South Congress Avenue
Otherwise known as SoCo, this downtown district in the very cool capital of Austin is bursting at the seams with creativity. The home of southern bohemia, here you’ll stumble across artisan shops, authentic drinking holes and a myriad of eateries from successful food trucks catered by the hottest chefs to homely, hippy diners. On the first Thursday of every month, a block party is held as shops stay open later, and bars and restaurants have special offers.
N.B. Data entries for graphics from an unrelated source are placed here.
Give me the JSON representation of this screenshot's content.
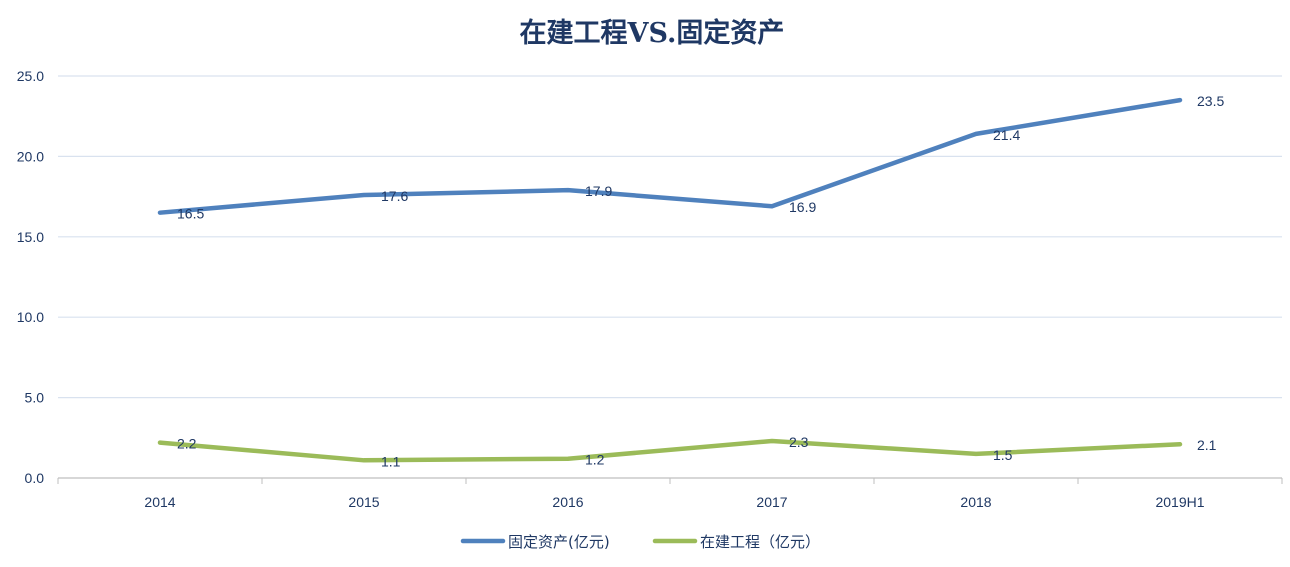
{
  "chart_data": {
    "type": "line",
    "title": "在建工程VS.固定资产",
    "categories": [
      "2014",
      "2015",
      "2016",
      "2017",
      "2018",
      "2019H1"
    ],
    "ylim": [
      0,
      25
    ],
    "y_ticks": [
      "0.0",
      "5.0",
      "10.0",
      "15.0",
      "20.0",
      "25.0"
    ],
    "grid": true,
    "legend_position": "bottom",
    "series": [
      {
        "name": "固定资产(亿元)",
        "color": "#4f81bd",
        "values": [
          16.5,
          17.6,
          17.9,
          16.9,
          21.4,
          23.5
        ],
        "labels": [
          "16.5",
          "17.6",
          "17.9",
          "16.9",
          "21.4",
          "23.5"
        ]
      },
      {
        "name": "在建工程（亿元）",
        "color": "#9bbb59",
        "values": [
          2.2,
          1.1,
          1.2,
          2.3,
          1.5,
          2.1
        ],
        "labels": [
          "2.2",
          "1.1",
          "1.2",
          "2.3",
          "1.5",
          "2.1"
        ]
      }
    ]
  }
}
An essential stop over on any road trip.
Highway 90 to South Highland Avenue
On Highway 90, 25 miles outside of the town of Marfa, you’ll see the wild desert landscape around you interrupted by a small, slick Prada store. Ok, so it’s not exactly a store. This art installation by the Berlin artists Michael Elmgreen and Ingar Dragset is a store-size sculpture with minimalist white stucco walls and windows displaying real Prada shoes and handbags from the fall collection. There’s no working door though, and these bags are bottomless with all items hiding security systems that alert authorities if the items are removed (not that we’d expect you to try and nab a freebie of course).
Highway 118 and Dark Sky Drive
Take a twisty mountain drive up Highway 118 for a breathtaking 39 miles of leafy, exotic space that will eventually land you at McDonald Observatory. Submerged in the Texas countryside, the Observatory is situated close to Fort Davis, 439 miles west of Austin. Offering spectacular views of the surrounding Texan landscape, try to hang around until sundown to make the most of the fantastic star gazing opportunities here.